En un entorno marcado por el arranque de las festividades de la Copa Mundial de Fútbol, los ciudadanos que habitan en las zonas urbanas de México requirieron de un ingreso mínimo de 4,888 pesos mensuales por persona para poder adquirir la canasta básica de alimentos y servicios durante junio de 2026. La cifra fue revelada por el Instituto Nacional de Estadística y Geografía (Inegi) a través de la actualización de sus Líneas de Pobreza por Ingresos (LPI).

El reporte técnico confirma que el costo de la vida en las principales ciudades del país encendió las alertas al encarecerse por arriba de la inflación general. Los datos del Índice Nacional de Precios al Consumidor (INPC) mostraron que mientras la inflación se situó en un 3.4% a tasa anual, el costo de la canasta básica urbana trepó un 3.9%, impactando directamente el poder adquisitivo del salario de los trabajadores.

Brecha urbana vs. rural: El impacto del transporte y los servicios

El fenómeno económico tuvo un comportamiento diferenciado según la región geográfica. En contraste con el estrés inflacionario de las metrópolis, el entorno rural mostró un comportamiento en línea con los indicadores generales de precios:

  • Entorno Urbano: Se necesitaron 4,888 pesos por persona (incremento del 3.9% anual).
  • Entorno Rural: Una persona necesitó 3,503 pesos en junio para cubrir sus necesidades básicas, lo que significó un aumento anual del 3.4%, caminando a la par de la inflación.

El Inegi detalló que los alimentos esenciales jugaron el papel más determinante en el alza de las Líneas de Pobreza, teniendo una incidencia mucho mayor en las ciudades (60.7%) que en las comunidades rurales (49.4%).

Alimentos, transporte y recreación: Los detonantes del alza

Al desglosar la inflación interna de la canasta urbana, el instituto destacó que la alimentación no fue el único factor de presión. En las zonas urbanas, la canasta alimentaria por sí sola se encareció un 4.6%.

Sin embargo, los servicios de la canasta no alimentaria registraron incrementos sustanciales debido a la dinámica urbana y el gasto social:

  • Transporte público: Escaló un 7.5%, consolidándose como el rubro no alimentario que más afectó el presupuesto de los trabajadores.
  • Educación, cultura y recreación: Registró un aumento del 5.8%, impulsado en parte por las actividades y consumos asociados a la temporada veraniega y los eventos del torneo mundialista.
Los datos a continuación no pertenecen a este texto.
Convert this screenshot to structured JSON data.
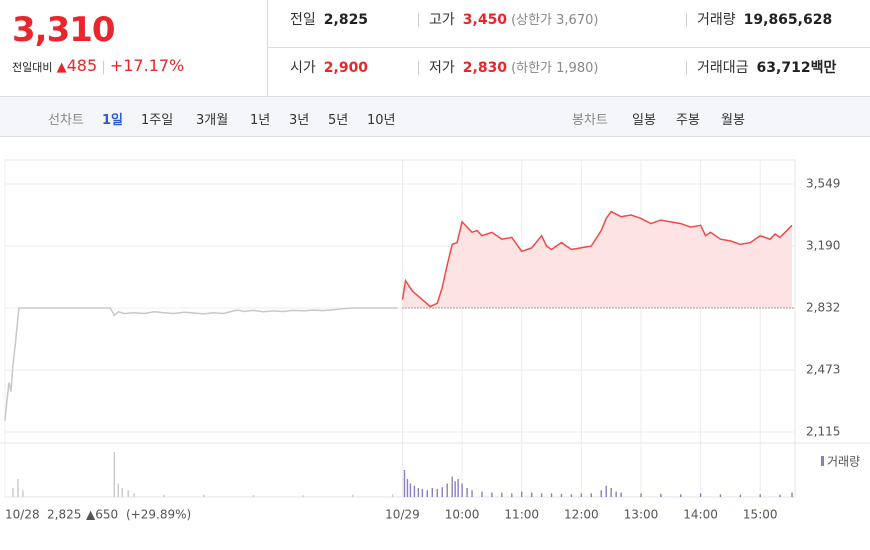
{
  "header": {
    "price": "3,310",
    "change_label": "전일대비",
    "change": "485",
    "change_pct": "+17.17%",
    "rows": [
      [
        {
          "label": "전일",
          "value": "2,825"
        },
        {
          "label": "고가",
          "value": "3,450",
          "extra": "(상한가 3,670)"
        },
        {
          "label": "거래량",
          "value": "19,865,628"
        }
      ],
      [
        {
          "label": "시가",
          "value": "2,900"
        },
        {
          "label": "저가",
          "value": "2,830",
          "extra": "(하한가 1,980)"
        },
        {
          "label": "거래대금",
          "value": "63,712",
          "unit": "백만"
        }
      ]
    ]
  },
  "toolbar": {
    "line_label": "선차트",
    "line_periods": [
      "1일",
      "1주일",
      "3개월",
      "1년",
      "3년",
      "5년",
      "10년"
    ],
    "candle_label": "봉차트",
    "candle_periods": [
      "일봉",
      "주봉",
      "월봉"
    ]
  },
  "chart_data": {
    "type": "line",
    "xlim": [
      0,
      795
    ],
    "xticks": [
      {
        "value": 0,
        "label": "10/28"
      },
      {
        "value": 400,
        "label": "10/29"
      },
      {
        "value": 460,
        "label": "10:00"
      },
      {
        "value": 520,
        "label": "11:00"
      },
      {
        "value": 580,
        "label": "12:00"
      },
      {
        "value": 640,
        "label": "13:00"
      },
      {
        "value": 700,
        "label": "14:00"
      },
      {
        "value": 760,
        "label": "15:00"
      }
    ],
    "ylim": [
      2115,
      3549
    ],
    "yticks": [
      {
        "value": 2115,
        "label": "2,115"
      },
      {
        "value": 2473,
        "label": "2,473"
      },
      {
        "value": 2832,
        "label": "2,832"
      },
      {
        "value": 3190,
        "label": "3,190"
      },
      {
        "value": 3549,
        "label": "3,549"
      }
    ],
    "grid": true,
    "baseline": 2832,
    "prev_day_note": [
      "2,825",
      "▲650",
      "(+29.89%)"
    ],
    "series": [
      {
        "color": "#c8c8c8",
        "x": [
          0,
          2,
          4,
          6,
          8,
          10,
          14,
          18,
          30,
          60,
          100,
          106,
          110,
          114,
          120,
          130,
          140,
          150,
          160,
          170,
          180,
          190,
          200,
          210,
          220,
          230,
          235,
          240,
          250,
          260,
          270,
          280,
          290,
          300,
          310,
          320,
          330,
          340,
          350,
          360,
          370,
          380,
          395
        ],
        "values": [
          2180,
          2300,
          2400,
          2350,
          2500,
          2600,
          2832,
          2832,
          2832,
          2832,
          2832,
          2832,
          2790,
          2810,
          2800,
          2805,
          2800,
          2810,
          2805,
          2800,
          2808,
          2803,
          2798,
          2805,
          2800,
          2815,
          2820,
          2812,
          2818,
          2810,
          2815,
          2812,
          2818,
          2815,
          2820,
          2817,
          2822,
          2828,
          2832,
          2832,
          2832,
          2832,
          2832
        ]
      },
      {
        "color": "#f04a4a",
        "fill": "#fde3e3",
        "x": [
          400,
          403,
          410,
          420,
          428,
          435,
          440,
          445,
          450,
          455,
          460,
          465,
          470,
          475,
          480,
          490,
          500,
          510,
          520,
          530,
          540,
          545,
          550,
          560,
          570,
          580,
          590,
          600,
          605,
          610,
          620,
          630,
          640,
          650,
          660,
          670,
          680,
          690,
          700,
          705,
          710,
          720,
          730,
          740,
          750,
          760,
          770,
          775,
          780,
          792
        ],
        "values": [
          2880,
          2990,
          2930,
          2880,
          2840,
          2860,
          2950,
          3080,
          3200,
          3210,
          3330,
          3300,
          3270,
          3280,
          3250,
          3270,
          3230,
          3240,
          3160,
          3180,
          3250,
          3190,
          3170,
          3210,
          3170,
          3180,
          3190,
          3280,
          3350,
          3390,
          3360,
          3370,
          3350,
          3320,
          3340,
          3330,
          3320,
          3300,
          3310,
          3250,
          3270,
          3230,
          3220,
          3200,
          3210,
          3250,
          3230,
          3260,
          3240,
          3310
        ]
      }
    ],
    "volume": {
      "name": "거래량",
      "color": "#8e7cc3",
      "prev_color": "#c8c8c8",
      "max": 100,
      "series": [
        {
          "x": [
            8,
            13,
            18,
            110,
            114,
            118,
            124,
            130,
            160,
            200,
            250,
            300,
            350,
            390
          ],
          "values": [
            20,
            40,
            15,
            100,
            30,
            20,
            15,
            8,
            5,
            5,
            4,
            4,
            5,
            6
          ]
        },
        {
          "x": [
            402,
            405,
            408,
            412,
            416,
            420,
            425,
            430,
            435,
            440,
            445,
            450,
            453,
            456,
            460,
            465,
            470,
            480,
            490,
            500,
            510,
            520,
            530,
            540,
            550,
            560,
            570,
            580,
            590,
            600,
            605,
            610,
            615,
            620,
            640,
            660,
            680,
            700,
            720,
            740,
            760,
            780,
            792
          ],
          "values": [
            60,
            40,
            30,
            25,
            20,
            18,
            15,
            20,
            18,
            22,
            30,
            45,
            35,
            40,
            30,
            20,
            15,
            12,
            10,
            10,
            8,
            12,
            10,
            8,
            8,
            7,
            6,
            8,
            8,
            15,
            25,
            20,
            12,
            10,
            8,
            7,
            6,
            8,
            6,
            5,
            6,
            5,
            10
          ]
        }
      ]
    }
  }
}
Por su parte, en los sectores rurales de México, las presiones no alimentarias se mantuvieron acotadas principalmente a los sectores de transporte público y artículos de cuidados personales. Las cifras del Inegi ponen de relieve la urgencia de revisar las políticas de contención de precios en los insumos básicos, pues el costo urbano continúa ensanchando la brecha de acceso para las familias de menores ingresos.